And of all of the stuff available what do I personally find most helpful?
Well, one of the first things I set up for every e-commerce site I create is a spreadsheet. Each day I record the number of sales and gross receipts. It's a simple little thing really. No ranking data at all in it. Just dates, sales and money made. And it's the first thing I work on every single day.
For newer sites I can tell at a glance whether things are improving or not. It's easy to see. For older sites where I have a year or years of history I can not only tell you whether things are improving, staying steady or headed downhill, but I can give you an estimate of how much money I'll make from any of my sites for any week or month of the year. With seasonality automatically factored in.
From a business perspective knowing what income to expect is the most important bit of data to have at your fingertips IMHO. Because if something doesn't reach its expected level it gives me a quick heads up that I need to dig a bit deeper. While if things are stable or improving I save myself the time of doing the digging for no reason.
That's probably not very helpful to you, unless you can convince your clients to let you see the sales data. But if you can get your hands on it I encourage you to take the time to set up a spreadsheet and update it religiously. That way when (not if) a client comes to you grousing about ranking fluctuations you can counter it with the fact that the site is making them more money. Money and cash flow is always more important than the rather useless metric of Rankings is to real business people.
Posted 06 April 2010 - 12:46 AM
expand on title tag and description
strengthen content, make it linkworthy
create landing pages as necessary
take link building action (directories, articles, coupons, bloggin)
engage in social media
Then I see results. Trend type results which may be meaningful if it correlates to number and dollar amount of sales (just as you emphasized).
It's a dual edged sword - a combination of an activities and statistics. It's nice to be able to correlate an activity to a result. See a site's activity/traffic grow parallel with inbound links or a particular inbound link is useful, especially if the trend translates to dollars and cents. Without making this overly complicated, I made up a fairly simple spreadsheet that can be used in combination with an activities list, both dated.

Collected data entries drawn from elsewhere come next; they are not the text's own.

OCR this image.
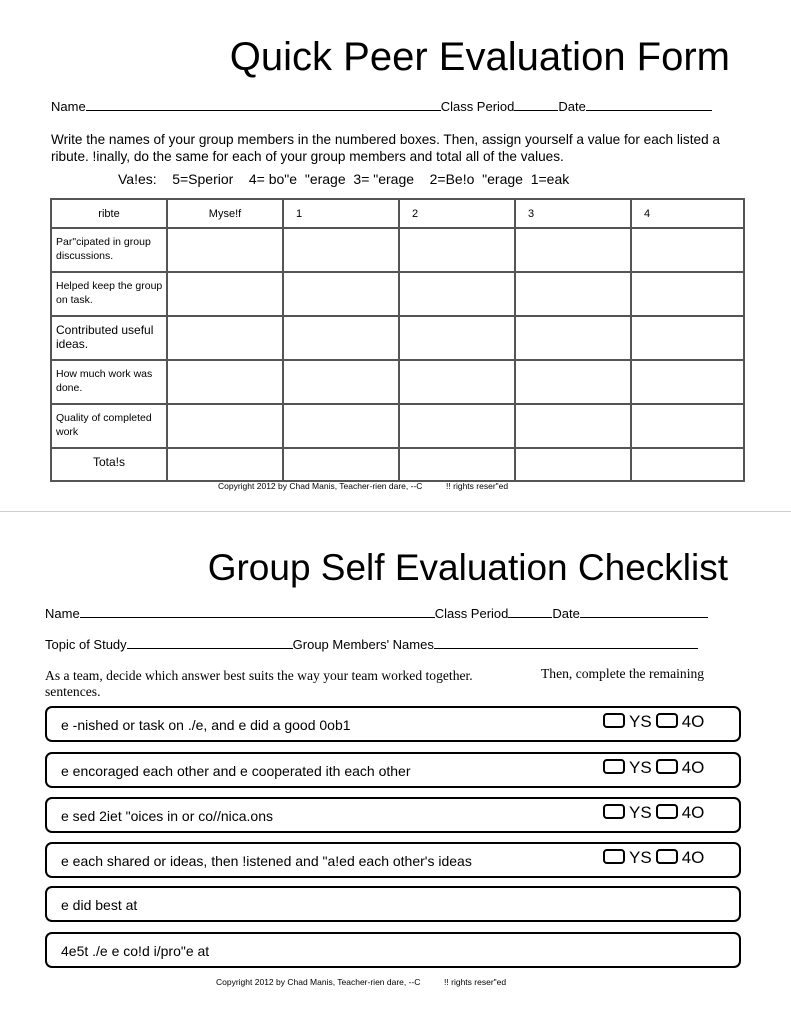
Quick Peer Evaluation Form
Name	Class Period	Date
Write the names of your group members in the numbered boxes. Then, assign yourself a value for each listed a ribute. !inally, do the same for each of your group members and total all of the values.
Va!es: 5=Sperior 4= bo"e "erage 3= "erage 2=Be!o "erage 1=eak
ribte	Myse!f	1	2	3	4
Par"cipated in group discussions.					
Helped keep the group on task.					
Contributed useful ideas.					
How much work was done.					
Quality of completed work					
Tota!s					
Copyright 2012 by Chad Manis, Teacher-rien dare, --C	!! rights reser"ed
Group Self Evaluation Checklist
Name	Class Period	Date
Topic of Study	Group Members' Names
As a team, decide which answer best suits the way your team worked together. sentences.
Then, complete the remaining
e -nished or task on ./e, and e did a good 0ob1	YS 4O
e encoraged each other and e cooperated ith each other	YS 4O
e sed 2iet "oices in or co//nica.ons	YS 4O
e each shared or ideas, then !istened and "a!ed each other's ideas	YS 4O
e did best at
4e5t ./e e co!d i/pro"e at
Copyright 2012 by Chad Manis, Teacher-rien dare, --C	!! rights reser"ed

Posted 06 April 2010 - 06:21 AM
Just following on from what Randy mentioned, as someone who has been on both sides of the SEO fence i.e. client receiving a monthly summary and an SEO analyst producing a summary, I can tell you that a basic summary report can get very irrelevant and a waste of time. When I used to receive summaries as the client , we would receive keyword lists with traffic, rankings for keywords, total visits, total average bounce rate, etc. initially we liked the fact that traffic was growing and we were ranking for keywords (even though we hadn't asked to rank for most of them!). But eventually it dawned on us that the reports weren't really targeted at our business and our bottom line. What we really wanted was a report that showed how much money we were making from our SEO efforts, so no keyword reports, no traffic reports, no bounce rates, just a report that showed an increase of blue widgets sold per month and how it was attributed to our SEO efforts.
So herein lies the problem with monthly summaries, they don't really tell you much and only serve to try and justify an SEOs large expense. Most clients have access to Google Analytics or some other stats package, so they will already know about keywords, visits etc so I don't see the point in providing this kind of info.
Personally I feel that summary reports should reflect the goals and objectives of the web site such as how many forms were filled out, how many widgets were sold, how many newsletters were registered for etc. You can create summary reports based around these metrics and they make much more sense to the client. e.g. The article on blue widget holders written last month has generated X amount of traffic for 'widget holders' and those visitors then went on to purchase.